The latest development obviously goes against the original spirit and principle of true liberalisation and ensuring an even playing ground because ZEPH may continue to have an edge over other educational book publishers and suppliers. And while various privately-owned publishers - Zambian-owned, locally incorporated foreign publishers, and multinationals - will give ZEPH stiff competition and a hard run for its money, state publishing, albeit on a reduced scale, will continue in Zambia. More so because its historical background means that ZEPH commands a huge backlist of educational titles developed by the CDC, and has suitably trained and experienced personnel, an appropriate infrastructure, and printing equipment. If substantial working capital (which is desperately needed as ZEPH operations are at less than 50 per cent capacity) were provided by the shareholders (that is, the government) ZEPH would quickly awaken from its current operational slumber because, with its large number of educational materials in stock, it could put in place a massive reprint programme and grab a larger share of the school market than any other publisher, making those who have not developed as much as ZEPH face unfair competition.

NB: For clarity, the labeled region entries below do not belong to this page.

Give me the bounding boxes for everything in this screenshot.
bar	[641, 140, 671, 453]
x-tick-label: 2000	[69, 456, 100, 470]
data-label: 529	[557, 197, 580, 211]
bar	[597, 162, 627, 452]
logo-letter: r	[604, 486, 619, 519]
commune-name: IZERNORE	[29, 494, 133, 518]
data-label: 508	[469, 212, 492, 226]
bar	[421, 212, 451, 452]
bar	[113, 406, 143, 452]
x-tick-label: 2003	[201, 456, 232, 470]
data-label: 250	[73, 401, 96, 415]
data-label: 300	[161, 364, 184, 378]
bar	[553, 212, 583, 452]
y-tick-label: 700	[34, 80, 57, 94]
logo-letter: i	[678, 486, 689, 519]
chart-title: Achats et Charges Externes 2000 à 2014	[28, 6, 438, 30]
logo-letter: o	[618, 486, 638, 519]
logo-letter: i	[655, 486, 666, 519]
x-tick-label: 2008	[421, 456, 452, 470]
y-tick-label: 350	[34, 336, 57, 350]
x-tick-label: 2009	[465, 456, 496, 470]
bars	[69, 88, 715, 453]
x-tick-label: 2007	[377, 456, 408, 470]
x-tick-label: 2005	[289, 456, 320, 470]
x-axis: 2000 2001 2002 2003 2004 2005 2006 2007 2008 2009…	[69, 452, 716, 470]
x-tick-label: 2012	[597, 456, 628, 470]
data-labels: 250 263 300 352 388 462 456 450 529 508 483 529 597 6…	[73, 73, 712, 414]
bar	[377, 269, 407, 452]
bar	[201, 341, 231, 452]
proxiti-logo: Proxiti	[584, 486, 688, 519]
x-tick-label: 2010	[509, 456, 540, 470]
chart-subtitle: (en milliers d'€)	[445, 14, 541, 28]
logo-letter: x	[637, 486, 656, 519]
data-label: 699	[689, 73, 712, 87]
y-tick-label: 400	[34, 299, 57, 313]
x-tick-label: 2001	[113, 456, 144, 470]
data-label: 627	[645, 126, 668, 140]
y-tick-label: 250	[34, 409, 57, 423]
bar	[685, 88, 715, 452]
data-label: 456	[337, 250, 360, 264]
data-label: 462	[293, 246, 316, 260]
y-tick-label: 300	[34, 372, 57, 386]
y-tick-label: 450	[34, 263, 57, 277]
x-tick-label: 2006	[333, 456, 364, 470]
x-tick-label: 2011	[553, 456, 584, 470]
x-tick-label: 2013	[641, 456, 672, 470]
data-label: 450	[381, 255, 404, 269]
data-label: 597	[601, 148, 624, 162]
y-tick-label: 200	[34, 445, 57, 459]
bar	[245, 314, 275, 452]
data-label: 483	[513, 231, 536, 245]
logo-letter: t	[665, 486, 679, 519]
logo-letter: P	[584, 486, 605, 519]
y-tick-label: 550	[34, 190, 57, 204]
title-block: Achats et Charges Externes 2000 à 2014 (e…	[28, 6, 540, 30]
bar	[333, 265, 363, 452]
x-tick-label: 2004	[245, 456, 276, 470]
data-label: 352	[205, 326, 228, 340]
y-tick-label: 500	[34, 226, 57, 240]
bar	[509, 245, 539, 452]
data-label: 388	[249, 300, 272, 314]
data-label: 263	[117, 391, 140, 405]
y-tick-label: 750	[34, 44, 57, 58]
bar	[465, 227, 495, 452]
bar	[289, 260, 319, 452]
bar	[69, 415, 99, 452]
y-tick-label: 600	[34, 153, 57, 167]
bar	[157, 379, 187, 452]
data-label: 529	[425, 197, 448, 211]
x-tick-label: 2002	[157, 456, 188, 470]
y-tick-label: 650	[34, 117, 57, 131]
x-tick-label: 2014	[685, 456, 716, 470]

Whether the Zambia Educational Publishing House (Amendment 1992) Act will undergo further amendments to remove ZEPH's advantages over other publishers and printers is yet to be seen. It would be useful to know whether ZEPH might revert to the pre-1986 structure, whereby two distinct companies operated - one purely to publish and the other to purchase, market and distribute educational materials nation-wide - except that this time a separate printing company may have to be hived off as well. Such a 'new' set-up may help improve the management and operations of the new-look ZEPH. Judging from the working culture brought about by liberalisation, competition is the name of the game in the book industry in Zambia today. And so ZEPH is not basking in its old glory as the publisher, but fighting hard to retain its image alongside other Zambian publishers competing to perform well and successfully in spite of all the odds.

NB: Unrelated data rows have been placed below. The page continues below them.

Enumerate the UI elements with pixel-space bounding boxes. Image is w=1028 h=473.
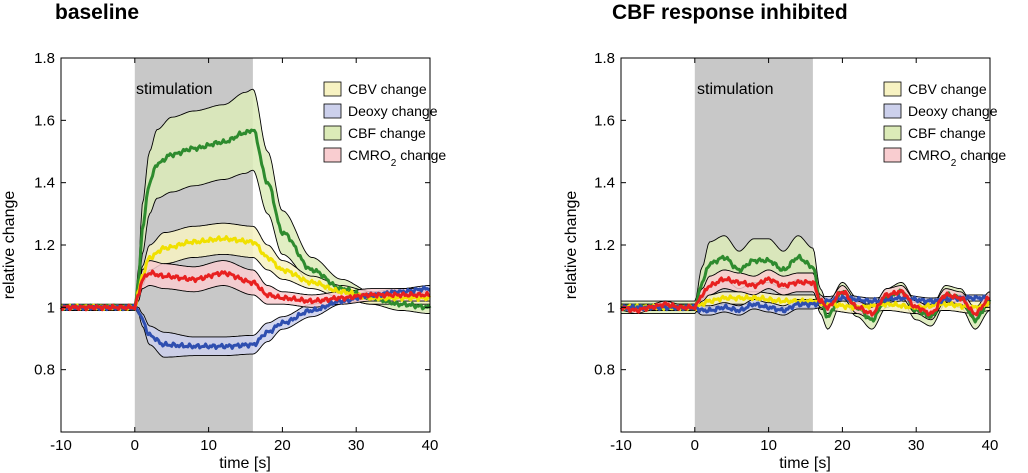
legend-swatch <box>323 103 342 119</box>
legend-label: CMRO2 change <box>348 147 446 169</box>
x-tick-label: 20 <box>274 437 291 454</box>
legend-label: Deoxy change <box>348 103 438 119</box>
legend-swatch <box>883 147 902 163</box>
legend-label: Deoxy change <box>908 103 998 119</box>
legend-label: CBF change <box>348 125 426 141</box>
legend-swatch <box>883 125 902 141</box>
y-tick-label: 1 <box>607 299 615 316</box>
plot-area: -10 0 10 20 30 40 0.8 1 1.2 1.4 1.6 1.8 <box>34 50 438 454</box>
x-tick-label: 20 <box>834 437 851 454</box>
x-tick-label: 0 <box>691 437 699 454</box>
stimulation-label: stimulation <box>136 81 212 98</box>
x-tick-label: 0 <box>131 437 139 454</box>
x-tick-label: 40 <box>422 437 439 454</box>
legend-entry: Deoxy change <box>883 103 998 119</box>
band-cbf-change <box>621 235 990 330</box>
legend: CBV change Deoxy change CBF change CMRO2 ch… <box>883 81 1006 169</box>
legend: CBV change Deoxy change CBF change CMRO2 ch… <box>323 81 446 169</box>
legend-entry: CMRO2 change <box>883 147 1006 169</box>
legend-entry: CBV change <box>883 81 987 97</box>
series-cmro2-change <box>59 269 431 312</box>
y-tick-label: 1.6 <box>594 112 615 129</box>
plot-area: -10 0 10 20 30 40 0.8 1 1.2 1.4 1.6 1.8 <box>594 50 998 454</box>
legend-label: CBV change <box>908 81 987 97</box>
x-tick-label: 10 <box>760 437 777 454</box>
legend-label: CMRO2 change <box>908 147 1006 169</box>
panel-title: baseline <box>55 1 139 24</box>
x-axis-label: time [s] <box>779 455 831 472</box>
legend-swatch <box>883 81 902 97</box>
y-tick-label: 1.4 <box>34 175 55 192</box>
y-tick-label: 1.8 <box>34 50 55 67</box>
y-tick-label: 1.6 <box>34 112 55 129</box>
y-axis-label: relative change <box>1 191 18 300</box>
band-cbf-change <box>61 89 430 314</box>
y-axis-label: relative change <box>563 191 580 300</box>
x-tick-label: -10 <box>50 437 72 454</box>
y-tick-label: 1 <box>47 299 55 316</box>
y-tick-label: 0.8 <box>594 362 615 379</box>
y-tick-label: 1.2 <box>34 237 55 254</box>
legend-entry: CBF change <box>323 125 426 141</box>
x-tick-label: 30 <box>348 437 365 454</box>
legend-label: CBV change <box>348 81 427 97</box>
x-tick-label: 30 <box>908 437 925 454</box>
legend-entry: Deoxy change <box>323 103 438 119</box>
series-cmro2-change <box>619 276 991 317</box>
panel-cbf-inhibited: CBF response inhibited relative change t… <box>563 1 1006 472</box>
x-tick-label: 10 <box>200 437 217 454</box>
legend-entry: CBV change <box>323 81 427 97</box>
legend-entry: CMRO2 change <box>323 147 446 169</box>
y-tick-label: 1.8 <box>594 50 615 67</box>
panel-baseline: baseline relative change time [s] -10 0 10… <box>1 1 446 472</box>
y-tick-label: 0.8 <box>34 362 55 379</box>
legend-swatch <box>323 81 342 97</box>
stimulation-label: stimulation <box>697 81 773 98</box>
legend-swatch <box>323 147 342 163</box>
x-tick-label: 40 <box>982 437 999 454</box>
x-axis-label: time [s] <box>219 455 271 472</box>
y-tick-label: 1.4 <box>594 175 615 192</box>
x-tick-label: -10 <box>610 437 632 454</box>
legend-swatch <box>323 125 342 141</box>
legend-label: CBF change <box>908 125 986 141</box>
legend-entry: CBF change <box>883 125 986 141</box>
y-tick-label: 1.2 <box>594 237 615 254</box>
legend-swatch <box>883 103 902 119</box>
panel-title: CBF response inhibited <box>612 1 848 24</box>
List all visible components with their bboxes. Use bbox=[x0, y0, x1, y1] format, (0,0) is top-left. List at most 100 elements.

Since 1994 various stakeholders in the book industry in Zambia (including authors, librarians, printers, booksellers, publishers, and representatives of most government ministries associated with the book development) have, through workshops, round-table discussions and a symposium, progressively undertaken extensive groundwork to formulate a National Book Policy and draft a bill for a proposed Book Development Council of Zambia (BDCZ). After what appeared endless work, these two key documents were finalised, and are now under consideration by the government before the bill is further reviewed and tabled before parliament. This will give the BDCZ firm legal backing, facilitating both its operation and the implementation of the National Book Policy.

The government's vision for the development of a strong and competitive book industry in Zambia is also underscored by the National Policy on Education 'Educating Our Future'.
As well as almost all official documents emphasising the provision of suitable and sufficient quantities of textbooks for various levels, strategies to promote the culture of reading for pleasure have also been developed to improve literacy levels and the quality of public libraries. This should support trade publishing in the country, and probably persuade more publishers to find reason for general publishing instead of concentrating on educational textbook publishing, as is the situation now.

At the moment things are changing fast with the emergence of many more privately-owned publishers and booksellers, the organisational changes being made to ZEPH, the daunting but exciting challenge of producing sufficient quantities of textbooks to meet the increasing school population by the year 2005 and beyond, the imminent approval of the National Book Policy, and the establishment of the Book Development Council of Zambia to address various book industry-related issues. The future of book publishing in Zambia appears set for a major leap forward. [BPN, no 26–27, 2000, p. 27.]